Tom Vander Aa

Efficient use of the Instruction Memory Hierarchy through advanced Program Transformations


 

Introduction and motivation

Low energy is one of the key design goals of the current embedded systems for multimedia applications. Typically the core of such systems are Very Long Instruction Word (VLIW) processors However, power analysis of such processors indicates that a significant amount of power is consumed in the on-chip instruction memory hierarchy. Loop buffering is an effective scheme to reduce energy consumption in the instruction memory hierarchy.

Our Contribution in Software Controlled Loop Buffers

The most energy efficient way to manage these loop buffers is through the compiler. The compiler should be responsible for mapping the appropriate parts of the application onto these L0 buffers.

We have extended the compiler to better support loop buffers in two ways:

Mapping Exploration

Since the loop buffer is software controlled, the compiler is responsible to use it effectively. We propose a mapping algorithm to find the optimal use of the loop buffer for a certain application  

Loop Transformations

We proposed loop transformations to increase the amount of loops that can be mapped onto the loop buffer. Examples of loop transformations are:

  1. loop peeling: A small number of iterations are removed from the beginning or the end of the loop.
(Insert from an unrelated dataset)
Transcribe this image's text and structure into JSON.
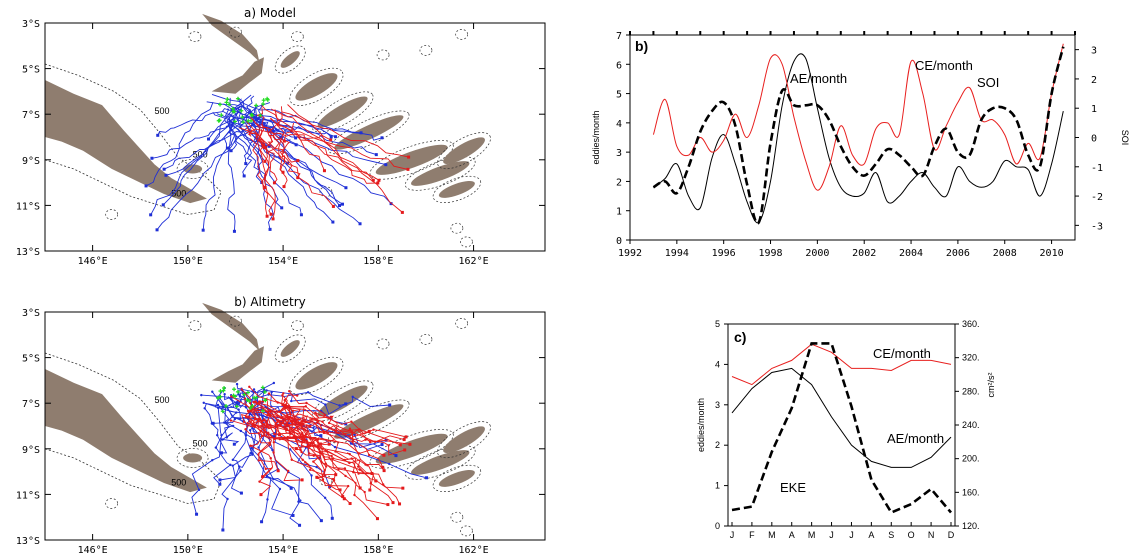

This way a conditional, testing on the loop counter can possibly be removed, resulting in a smaller loop body.

  2. factorization: Often the core of multimedia code is written as multiple similar phases. Each of these phases contains (almost) the same code. If you can share the common code in a function, you only have to load it once into the loop buffer.

  3. loop unrolling + software pipelining: Loop unrolling will increase the ILP but also the code size. By combining loop unrolling with software pipelining we are able to make a trade off.

  4. loop splitting: By splitting the body of a loop and creating two separate loops executed one after the other, we reduce the size requirements of the loop buffer.



Tom Vander Aa -- 2003-08-19